Service jobs are creating a new social class of the working poor who are not upperly mobile. They're stuck and being stuck creates problems.

Wal-Mart is more of a sympton, not a cause, of the problem. The more you lower the standard of living, the more their cheap goods mean to a growing class of people. Everything a manufacturer goes out of business because of foreign competition or goes overseas you lower the standard of living in this country.

SRBissette said...

Now that the Supreme Court, swayed by Bush's pair of appointees, has made price collusion possible (after a century of standing law outlawing that practice), it really doesn't matter. The race to the bottom is over; price-fixing is the new norm, and we'll see that creep into our lives steadily.

As for buying US goods, it's impossible in the 21st Century. Labeling of products is deceptive and minimal; almost every DVD you by in US venues is actually manufactured in Mexico, and any affordable printing is Canadian or Asian these days, so give up that comics habit, folks.
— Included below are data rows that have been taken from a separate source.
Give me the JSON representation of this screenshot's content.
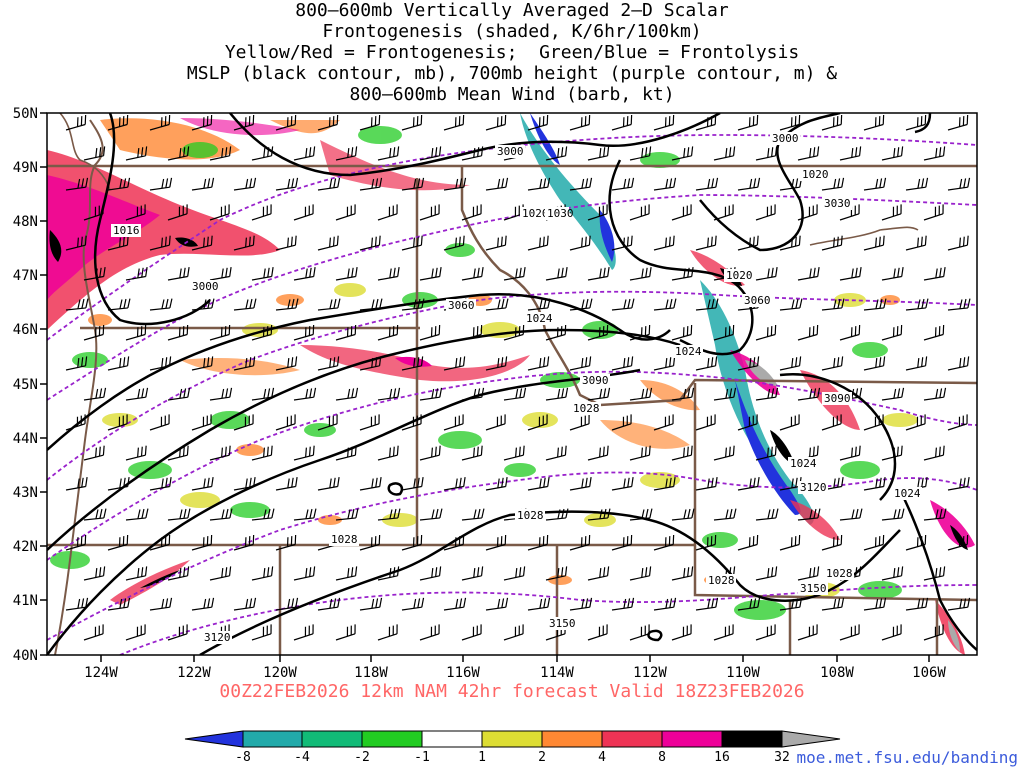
{
  "header": {
    "lines": [
      "800–600mb Vertically Averaged 2–D Scalar",
      "Frontogenesis (shaded, K/6hr/100km)",
      "Yellow/Red = Frontogenesis;  Green/Blue = Frontolysis",
      "MSLP (black contour, mb), 700mb height (purple contour, m) &",
      "800–600mb Mean Wind (barb, kt)"
    ]
  },
  "map": {
    "lat_labels": [
      "50N",
      "49N",
      "48N",
      "47N",
      "46N",
      "45N",
      "44N",
      "43N",
      "42N",
      "41N",
      "40N"
    ],
    "lon_labels": [
      "124W",
      "122W",
      "120W",
      "118W",
      "116W",
      "114W",
      "112W",
      "110W",
      "108W",
      "106W"
    ],
    "mslp_labels": [
      "1016",
      "1020",
      "1020",
      "1020",
      "1024",
      "1024",
      "1024",
      "1024",
      "1028",
      "1028",
      "1028",
      "1028",
      "1028",
      "1030"
    ],
    "height_labels": [
      "3000",
      "3000",
      "3000",
      "3030",
      "3060",
      "3060",
      "3090",
      "3090",
      "3120",
      "3120",
      "3150",
      "3150"
    ],
    "colors": {
      "frontolysis_strong": "#1f3fe6",
      "frontolysis": "#11aa88",
      "frontolysis_weak": "#22cc22",
      "frontogenesis_weak": "#dddd33",
      "frontogenesis": "#ff8833",
      "frontogenesis_strong": "#ee3355",
      "frontogenesis_max": "#ee0099",
      "mslp_contour": "#000000",
      "height_contour": "#9922cc",
      "borders": "#7a5a48"
    }
  },
  "footer": {
    "valid_text": "00Z22FEB2026 12km NAM 42hr forecast Valid 18Z23FEB2026",
    "credit": "moe.met.fsu.edu/banding"
  },
  "colorbar": {
    "labels": [
      "-8",
      "-4",
      "-2",
      "-1",
      "1",
      "2",
      "4",
      "8",
      "16",
      "32"
    ],
    "colors": [
      "#2233dd",
      "#22aaaa",
      "#11bb77",
      "#22cc22",
      "#ffffff",
      "#dddd33",
      "#ff8833",
      "#ee3355",
      "#ee0099",
      "#000000",
      "#aaaaaa"
    ]
  }
}
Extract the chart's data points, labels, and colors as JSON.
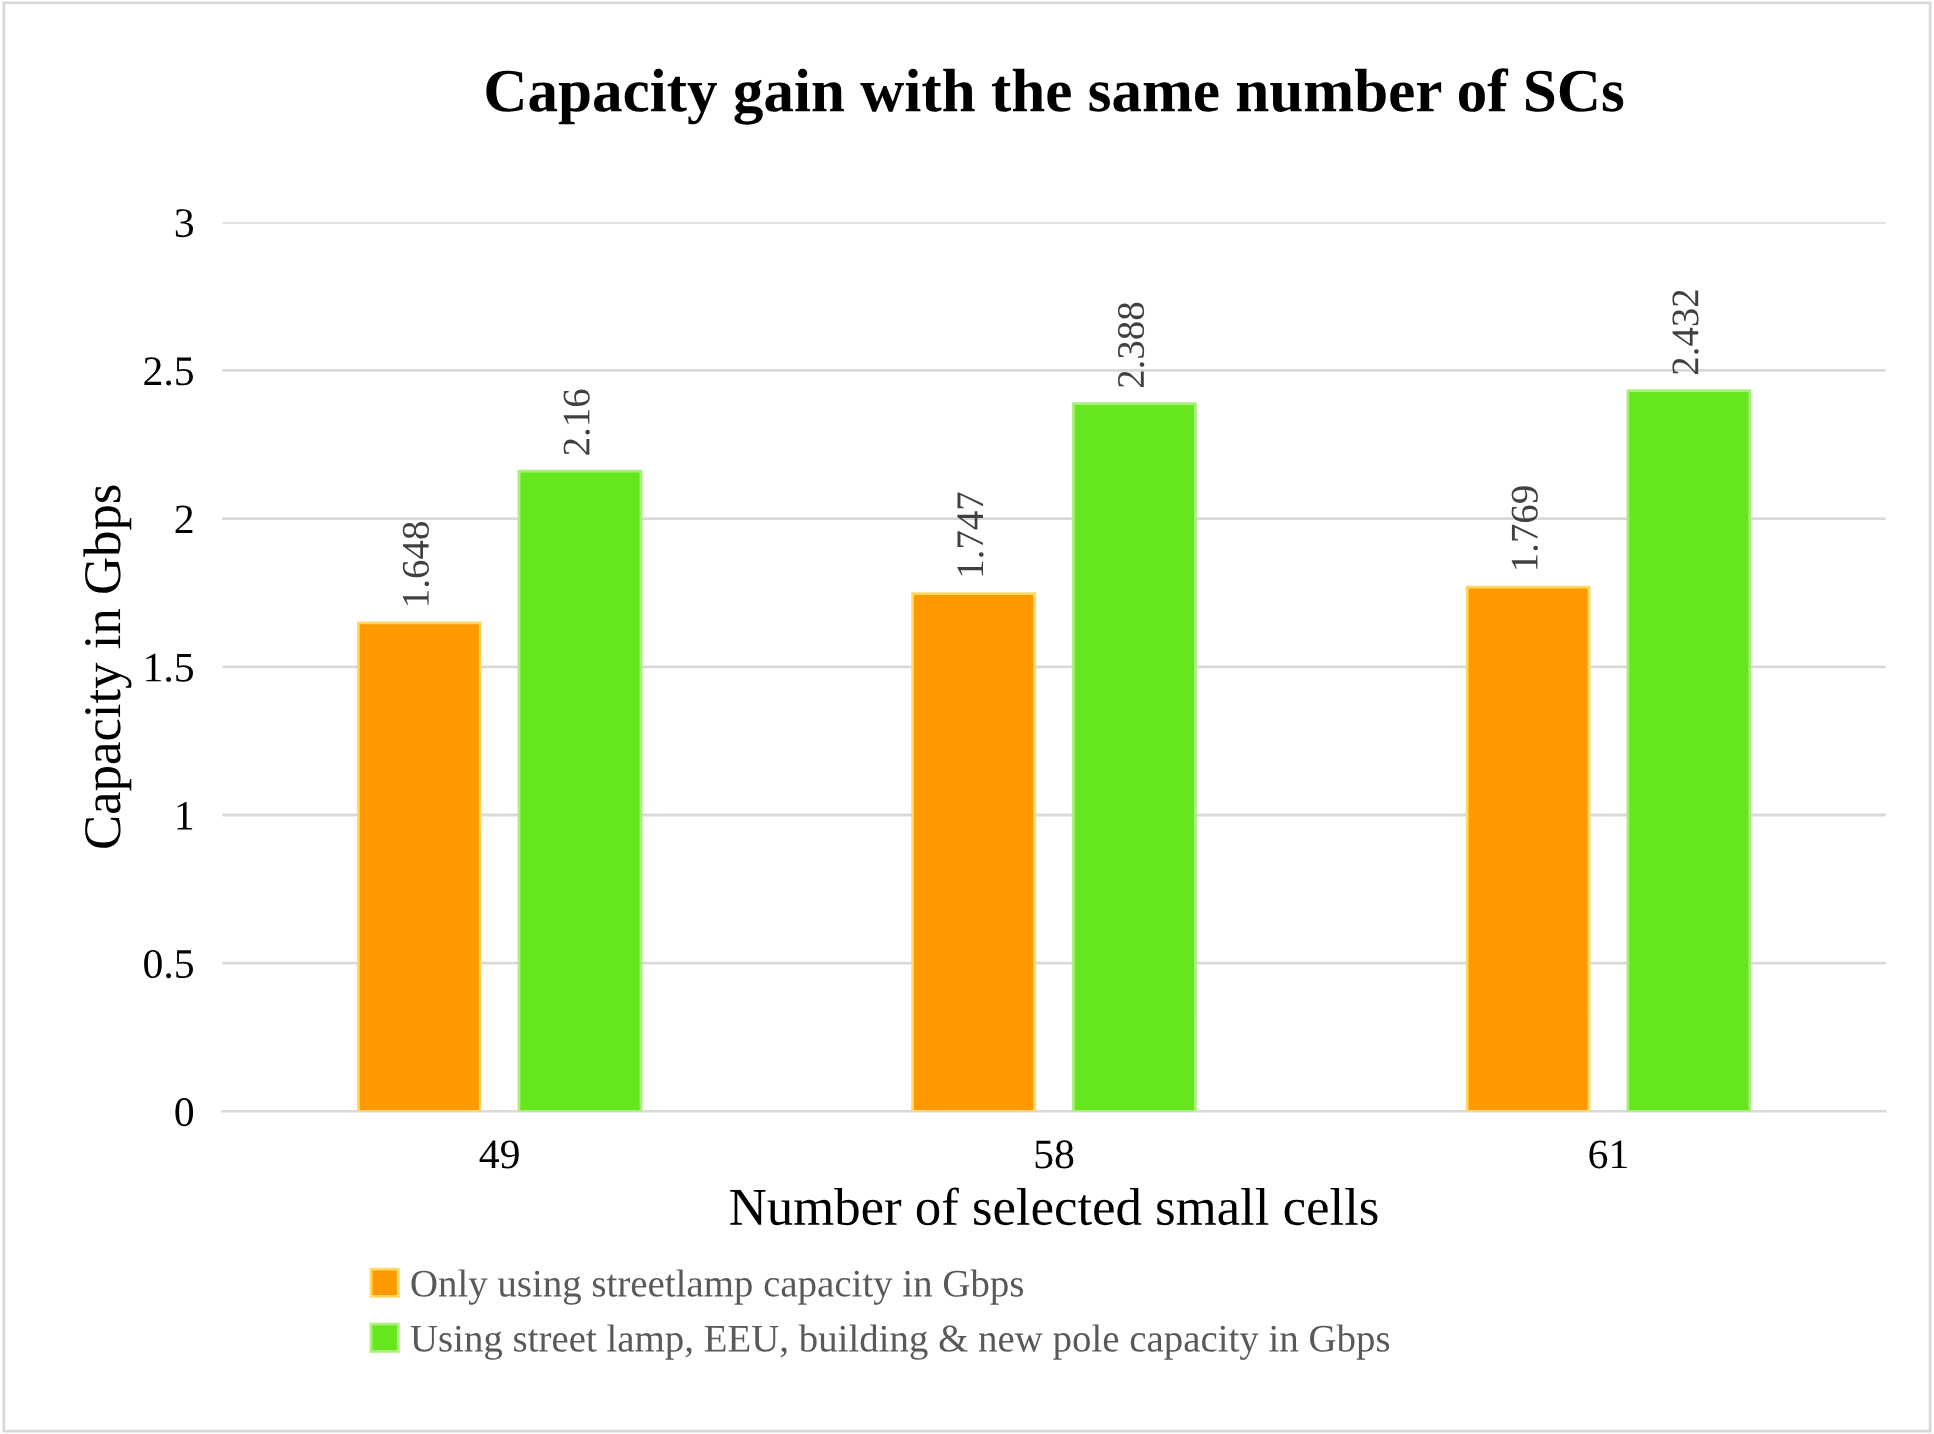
{
  "chart_data": {
    "type": "bar",
    "title": "Capacity gain with the same number of SCs",
    "xlabel": "Number of selected small cells",
    "ylabel": "Capacity in Gbps",
    "categories": [
      "49",
      "58",
      "61"
    ],
    "series": [
      {
        "name": "Only using streetlamp capacity in Gbps",
        "color": "#ff9900",
        "values": [
          1.648,
          1.747,
          1.769
        ]
      },
      {
        "name": "Using street lamp, EEU, building & new pole capacity in Gbps",
        "color": "#66e61e",
        "values": [
          2.16,
          2.388,
          2.432
        ]
      }
    ],
    "ylim": [
      0,
      3
    ],
    "yticks": [
      0,
      0.5,
      1,
      1.5,
      2,
      2.5,
      3
    ],
    "grid": "y",
    "legend": "bottom",
    "data_labels": true
  }
}
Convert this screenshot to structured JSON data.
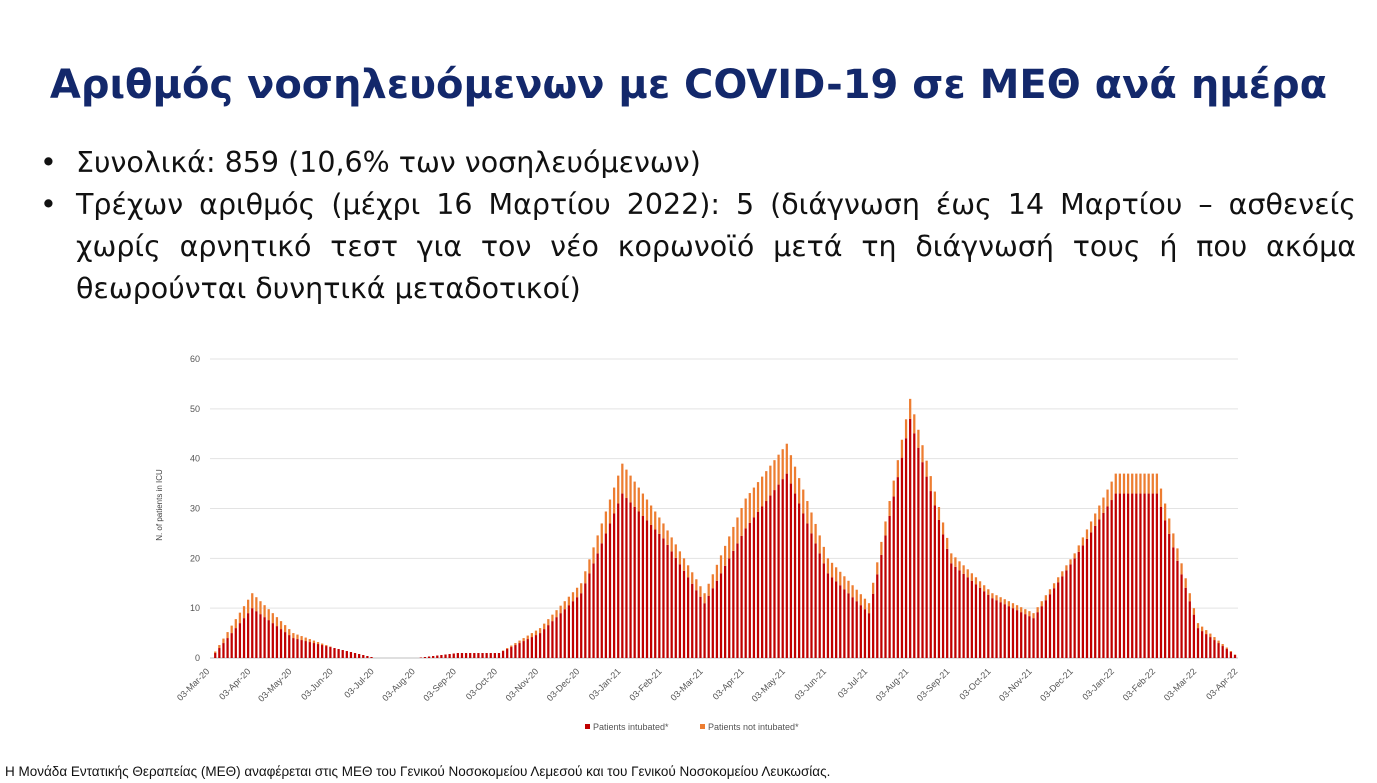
{
  "slide": {
    "title": "Αριθμός νοσηλευόμενων με COVID-19 σε ΜΕΘ ανά ημέρα",
    "bullets": [
      "Συνολικά: 859 (10,6% των νοσηλευόμενων)",
      "Τρέχων αριθμός (μέχρι 16 Μαρτίου 2022): 5 (διάγνωση έως 14 Μαρτίου – ασθενείς χωρίς αρνητικό τεστ για τον νέο κορωνοϊό μετά τη διάγνωσή τους ή που ακόμα θεωρούνται δυνητικά μεταδοτικοί)"
    ],
    "footnote": "Η Μονάδα Εντατικής Θεραπείας (ΜΕΘ) αναφέρεται στις ΜΕΘ του Γενικού Νοσοκομείου Λεμεσού και του Γενικού Νοσοκομείου Λευκωσίας."
  },
  "chart_data": {
    "type": "bar",
    "stacked": true,
    "ylabel": "N. of patients in ICU",
    "ylim": [
      0,
      60
    ],
    "yticks": [
      0,
      10,
      20,
      30,
      40,
      50,
      60
    ],
    "grid": true,
    "legend_position": "bottom",
    "x_tick_labels": [
      "03-Mar-20",
      "03-Apr-20",
      "03-May-20",
      "03-Jun-20",
      "03-Jul-20",
      "03-Aug-20",
      "03-Sep-20",
      "03-Oct-20",
      "03-Nov-20",
      "03-Dec-20",
      "03-Jan-21",
      "03-Feb-21",
      "03-Mar-21",
      "03-Apr-21",
      "03-May-21",
      "03-Jun-21",
      "03-Jul-21",
      "03-Aug-21",
      "03-Sep-21",
      "03-Oct-21",
      "03-Nov-21",
      "03-Dec-21",
      "03-Jan-22",
      "03-Feb-22",
      "03-Mar-22",
      "03-Apr-22"
    ],
    "series": [
      {
        "name": "Patients intubated*",
        "color": "#c00000"
      },
      {
        "name": "Patients not intubated*",
        "color": "#ed7d31"
      }
    ],
    "monthly_values": [
      {
        "month": "03-Mar-20",
        "intubated": 0,
        "not_intubated": 0
      },
      {
        "month": "03-Apr-20",
        "intubated": 10,
        "not_intubated": 3
      },
      {
        "month": "03-May-20",
        "intubated": 4,
        "not_intubated": 1
      },
      {
        "month": "03-Jun-20",
        "intubated": 2,
        "not_intubated": 0
      },
      {
        "month": "03-Jul-20",
        "intubated": 0,
        "not_intubated": 0
      },
      {
        "month": "03-Aug-20",
        "intubated": 0,
        "not_intubated": 0
      },
      {
        "month": "03-Sep-20",
        "intubated": 1,
        "not_intubated": 0
      },
      {
        "month": "03-Oct-20",
        "intubated": 1,
        "not_intubated": 0
      },
      {
        "month": "03-Nov-20",
        "intubated": 5,
        "not_intubated": 1
      },
      {
        "month": "03-Dec-20",
        "intubated": 13,
        "not_intubated": 2
      },
      {
        "month": "03-Jan-21",
        "intubated": 33,
        "not_intubated": 6
      },
      {
        "month": "03-Feb-21",
        "intubated": 24,
        "not_intubated": 3
      },
      {
        "month": "03-Mar-21",
        "intubated": 11,
        "not_intubated": 2
      },
      {
        "month": "03-Apr-21",
        "intubated": 26,
        "not_intubated": 6
      },
      {
        "month": "03-May-21",
        "intubated": 37,
        "not_intubated": 6
      },
      {
        "month": "03-Jun-21",
        "intubated": 17,
        "not_intubated": 3
      },
      {
        "month": "03-Jul-21",
        "intubated": 9,
        "not_intubated": 2
      },
      {
        "month": "03-Aug-21",
        "intubated": 48,
        "not_intubated": 4
      },
      {
        "month": "03-Sep-21",
        "intubated": 19,
        "not_intubated": 2
      },
      {
        "month": "03-Oct-21",
        "intubated": 12,
        "not_intubated": 1
      },
      {
        "month": "03-Nov-21",
        "intubated": 8,
        "not_intubated": 1
      },
      {
        "month": "03-Dec-21",
        "intubated": 20,
        "not_intubated": 1
      },
      {
        "month": "03-Jan-22",
        "intubated": 33,
        "not_intubated": 4
      },
      {
        "month": "03-Feb-22",
        "intubated": 33,
        "not_intubated": 4
      },
      {
        "month": "03-Mar-22",
        "intubated": 6,
        "not_intubated": 1
      },
      {
        "month": "03-Apr-22",
        "intubated": 0,
        "not_intubated": 0
      }
    ]
  }
}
The current situation is the result of 35+ years of Republican and Democratic collusion with multinational corporate law, really, arriving at the 21st Century slave labor states, wherein foreign workers are so grossly underpaid and work under such grueling conditions that US manufacturers will never be able to compete, unless child labor and slavery are reinstituted. Really.

With Clinton's sorry NAFTA decision sandwiched between Reagan's erosion of anti-monopoly laws and Bush's pro-corporate policies across the board, US manufacturing is history -- even Hershey's is moving from its venerable Pennsylvanian base to Mexico. Good luck buying US only!

In terms of cars, though, I gave up on US goods after I turned 24. It's Toyota for me, baby -- though ironically, most of those are manufactured stateside and/or in Mexico. So much for turning Japanese.

Mark T. Alamed said...

A postcard book of Springfield...cool.